Le couple a fourni une caution de Rs 150 000 chacun et signé une reconnaissance de dettes de Rs 200 000.

Sharris Sumputh, 41 ans, directeur de la compagnie Illusion Disco Ltd, et sa compagne, Émilie Karen Kolandavaloochetty, 25 ans, et assistante manager à la discothèque Xindix, à Curepipe, ont obtenu la liberté conditionnelle lundi.

La magistrate Niroshini Ramsoondar leur a imposé une caution de Rs 150 000 chacun et une reconnaissance de dettes de Rs 200 000. Ils devront se présenter au poste de police de leur localité les mercredi et samedi entre 6h et 18h.

Sharris Sumputh et sa compagne Émilie Karen Kolandavaloochetty sont poursuivis en cour intermédiaire sous deux accusations formelles. Ils font face à des accusations de “Drug Dealing: Possession of Cannabis resin of the purpose of distribution” et “Drug Dealing: Possession of Dangerous Drugs (Lysergic and diethylamide (LSD) and synthetic Cathinone N-Ethylpentylone for the purpose of distribution”.
Jeudi dernier, le sergent Veeren, affecté à la brigade antidrogue, avait été appelé à la barre lors des débats sur la demande de remise en liberté.

Il avait fait part des objections de la police, soit du fait que le couple puisse fuir la justice ou commettre un nouveau délit une fois relâché. Rappelant les faits, il a indiqué que c’est dans la soirée du 4 septembre 2018 que les éléments de l’ADSU s’étaient rendus au domicile de Sharris Sumputh, à Curepipe. Ils y avaient saisi un cylindre en métal qui contenait 6,7 grammes de haschich.

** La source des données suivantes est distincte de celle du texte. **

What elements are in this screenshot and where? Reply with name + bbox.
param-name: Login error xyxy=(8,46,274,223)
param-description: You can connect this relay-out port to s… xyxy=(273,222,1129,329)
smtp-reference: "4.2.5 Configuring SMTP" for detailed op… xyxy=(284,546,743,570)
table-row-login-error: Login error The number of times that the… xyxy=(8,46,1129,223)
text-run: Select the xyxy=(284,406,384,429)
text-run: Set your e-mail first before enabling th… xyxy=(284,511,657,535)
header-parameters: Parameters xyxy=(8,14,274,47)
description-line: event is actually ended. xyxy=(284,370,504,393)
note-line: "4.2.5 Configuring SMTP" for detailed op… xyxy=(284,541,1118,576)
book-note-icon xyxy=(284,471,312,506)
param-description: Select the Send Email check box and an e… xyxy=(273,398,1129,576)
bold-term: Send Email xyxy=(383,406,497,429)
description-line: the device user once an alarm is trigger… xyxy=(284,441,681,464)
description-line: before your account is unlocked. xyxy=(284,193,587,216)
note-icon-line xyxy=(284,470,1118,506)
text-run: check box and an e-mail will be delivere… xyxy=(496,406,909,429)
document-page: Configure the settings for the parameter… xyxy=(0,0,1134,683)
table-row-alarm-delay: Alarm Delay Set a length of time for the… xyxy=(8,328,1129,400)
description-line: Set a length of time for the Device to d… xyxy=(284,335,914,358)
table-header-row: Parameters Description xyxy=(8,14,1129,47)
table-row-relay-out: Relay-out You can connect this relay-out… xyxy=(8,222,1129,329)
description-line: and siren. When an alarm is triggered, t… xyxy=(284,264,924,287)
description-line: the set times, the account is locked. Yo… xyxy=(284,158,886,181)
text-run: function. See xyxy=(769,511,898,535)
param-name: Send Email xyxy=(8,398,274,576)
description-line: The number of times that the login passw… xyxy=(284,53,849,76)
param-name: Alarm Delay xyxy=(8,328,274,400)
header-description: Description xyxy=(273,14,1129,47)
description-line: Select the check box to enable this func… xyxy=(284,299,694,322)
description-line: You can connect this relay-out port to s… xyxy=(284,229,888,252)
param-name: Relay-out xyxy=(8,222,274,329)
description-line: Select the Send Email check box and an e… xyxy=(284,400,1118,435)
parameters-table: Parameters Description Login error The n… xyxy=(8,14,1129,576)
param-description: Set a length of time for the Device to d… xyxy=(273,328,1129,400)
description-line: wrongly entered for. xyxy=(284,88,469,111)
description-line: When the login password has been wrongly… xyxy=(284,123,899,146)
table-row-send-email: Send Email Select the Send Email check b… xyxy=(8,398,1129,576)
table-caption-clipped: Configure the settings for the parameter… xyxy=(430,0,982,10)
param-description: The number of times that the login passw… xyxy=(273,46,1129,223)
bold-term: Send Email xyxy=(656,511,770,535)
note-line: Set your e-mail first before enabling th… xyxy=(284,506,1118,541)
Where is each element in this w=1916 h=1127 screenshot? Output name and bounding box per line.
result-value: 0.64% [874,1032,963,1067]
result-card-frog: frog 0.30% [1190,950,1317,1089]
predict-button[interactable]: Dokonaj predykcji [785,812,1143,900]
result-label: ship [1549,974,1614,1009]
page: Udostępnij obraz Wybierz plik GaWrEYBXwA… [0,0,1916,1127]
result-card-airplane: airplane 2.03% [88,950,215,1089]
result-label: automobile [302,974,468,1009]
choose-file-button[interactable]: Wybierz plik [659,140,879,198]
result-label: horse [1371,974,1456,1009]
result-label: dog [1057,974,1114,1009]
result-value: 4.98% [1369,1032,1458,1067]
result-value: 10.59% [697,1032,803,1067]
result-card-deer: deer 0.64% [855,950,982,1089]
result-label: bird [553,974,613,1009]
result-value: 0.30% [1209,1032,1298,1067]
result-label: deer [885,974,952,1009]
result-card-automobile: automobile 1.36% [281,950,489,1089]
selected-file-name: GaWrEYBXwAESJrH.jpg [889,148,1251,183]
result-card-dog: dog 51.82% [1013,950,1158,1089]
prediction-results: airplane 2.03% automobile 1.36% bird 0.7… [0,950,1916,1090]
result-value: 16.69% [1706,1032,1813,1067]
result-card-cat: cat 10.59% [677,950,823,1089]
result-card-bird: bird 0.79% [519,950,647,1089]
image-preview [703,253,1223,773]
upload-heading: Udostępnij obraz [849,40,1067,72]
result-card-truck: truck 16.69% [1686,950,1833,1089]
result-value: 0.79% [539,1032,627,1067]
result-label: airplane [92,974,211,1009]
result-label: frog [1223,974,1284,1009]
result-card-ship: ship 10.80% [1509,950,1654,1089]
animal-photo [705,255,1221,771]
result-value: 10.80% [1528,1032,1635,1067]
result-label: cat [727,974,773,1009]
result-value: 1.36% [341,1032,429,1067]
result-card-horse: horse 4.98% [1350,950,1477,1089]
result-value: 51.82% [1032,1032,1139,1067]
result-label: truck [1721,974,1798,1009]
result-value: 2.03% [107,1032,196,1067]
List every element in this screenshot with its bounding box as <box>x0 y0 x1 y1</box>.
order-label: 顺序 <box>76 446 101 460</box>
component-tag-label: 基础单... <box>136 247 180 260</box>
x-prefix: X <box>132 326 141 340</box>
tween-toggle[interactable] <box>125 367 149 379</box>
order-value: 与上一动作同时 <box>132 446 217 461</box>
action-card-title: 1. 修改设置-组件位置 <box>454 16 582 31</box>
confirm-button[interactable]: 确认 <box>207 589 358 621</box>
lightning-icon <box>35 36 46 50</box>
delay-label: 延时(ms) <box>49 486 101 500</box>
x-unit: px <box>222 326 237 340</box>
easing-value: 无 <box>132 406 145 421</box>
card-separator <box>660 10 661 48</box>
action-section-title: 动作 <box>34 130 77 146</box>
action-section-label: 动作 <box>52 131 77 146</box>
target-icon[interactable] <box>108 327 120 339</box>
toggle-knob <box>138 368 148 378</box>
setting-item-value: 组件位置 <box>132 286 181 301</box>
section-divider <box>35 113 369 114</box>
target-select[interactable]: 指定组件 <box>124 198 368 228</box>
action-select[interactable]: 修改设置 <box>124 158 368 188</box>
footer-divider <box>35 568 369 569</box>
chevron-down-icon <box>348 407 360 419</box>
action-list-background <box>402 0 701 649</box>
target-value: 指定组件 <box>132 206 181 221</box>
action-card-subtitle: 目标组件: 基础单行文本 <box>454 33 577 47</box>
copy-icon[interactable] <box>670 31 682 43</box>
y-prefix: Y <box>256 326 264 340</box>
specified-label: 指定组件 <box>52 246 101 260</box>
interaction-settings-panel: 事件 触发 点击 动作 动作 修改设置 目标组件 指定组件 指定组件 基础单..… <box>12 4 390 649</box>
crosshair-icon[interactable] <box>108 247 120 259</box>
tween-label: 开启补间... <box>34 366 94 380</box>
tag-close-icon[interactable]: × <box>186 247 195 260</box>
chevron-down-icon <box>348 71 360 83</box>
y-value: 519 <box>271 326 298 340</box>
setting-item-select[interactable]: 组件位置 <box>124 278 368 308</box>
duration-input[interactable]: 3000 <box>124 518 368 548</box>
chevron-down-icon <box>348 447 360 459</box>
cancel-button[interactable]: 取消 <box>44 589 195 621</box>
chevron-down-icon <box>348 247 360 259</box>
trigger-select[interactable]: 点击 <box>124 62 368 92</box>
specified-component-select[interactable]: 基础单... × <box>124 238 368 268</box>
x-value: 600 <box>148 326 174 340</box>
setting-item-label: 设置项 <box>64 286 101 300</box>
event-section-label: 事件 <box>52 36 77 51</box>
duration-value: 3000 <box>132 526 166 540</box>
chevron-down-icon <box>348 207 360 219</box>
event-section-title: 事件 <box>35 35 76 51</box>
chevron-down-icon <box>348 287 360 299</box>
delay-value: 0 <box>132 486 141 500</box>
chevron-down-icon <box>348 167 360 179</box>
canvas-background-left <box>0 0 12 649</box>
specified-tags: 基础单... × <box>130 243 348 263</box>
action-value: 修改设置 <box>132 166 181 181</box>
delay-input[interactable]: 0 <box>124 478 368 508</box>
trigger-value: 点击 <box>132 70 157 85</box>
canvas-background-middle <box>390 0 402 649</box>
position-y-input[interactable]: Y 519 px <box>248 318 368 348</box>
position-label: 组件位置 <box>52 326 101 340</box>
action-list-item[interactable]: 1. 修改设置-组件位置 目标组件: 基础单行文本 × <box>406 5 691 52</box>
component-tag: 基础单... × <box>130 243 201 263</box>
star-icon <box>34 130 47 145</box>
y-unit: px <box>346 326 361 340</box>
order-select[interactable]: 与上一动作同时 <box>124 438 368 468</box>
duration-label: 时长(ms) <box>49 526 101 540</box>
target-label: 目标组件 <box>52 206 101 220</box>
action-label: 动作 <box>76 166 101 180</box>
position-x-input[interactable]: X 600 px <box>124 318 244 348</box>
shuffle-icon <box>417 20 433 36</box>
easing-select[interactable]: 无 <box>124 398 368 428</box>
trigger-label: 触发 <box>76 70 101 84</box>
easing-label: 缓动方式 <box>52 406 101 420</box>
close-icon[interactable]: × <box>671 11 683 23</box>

Interrogé par les policiers, Sharris Sumputh devait déclarer : « Asis sa, mo pou fer mo kopinn pran sarz la ». Les recherches ont aussi permis de trouver dans un meuble en bois des papiers en aluminium contenant 42,8 grammes de LSD. La valeur des drogues saisies est estimée à Rs 662 100. Selon l’enquêteur, Sharris Sumputh leur avait déclaré : « Tou sa ladrog la pou mwa, ti pou partaz avek klian dan mo diskotek, me pou fer mo kopinn pran sarz la ». Sa compagne avait gardé le silence lors de l’opération. Dans ses “statements” à la police, Sharris Sumputh devait nier être un trafiquant de drogue.

Emilie Kolandavaloochetty avait, quant à elle, avoué avoir été en possession de drogue mais nié être une trafiquante. Le sergent Veeren devait préciser, par ailleurs, que le couple n’en était pas à sa première arrestation pour des délits liés à la drogue. Sharris Sumputh avait déjà été arrêté en février 2018 à l’hôtel Westin Turtle Bay avec du haschich, des psychotropes et une somme de Rs 148 000, soupçonnée de provenir de la vente de drogue. Sharris Sumputh et sa compagne ont plaidé non coupable des accusations retenues contre eux. Cinq témoins ont été assignés dans ce procès qui sera pris sur le fond le 7 octobre prochain.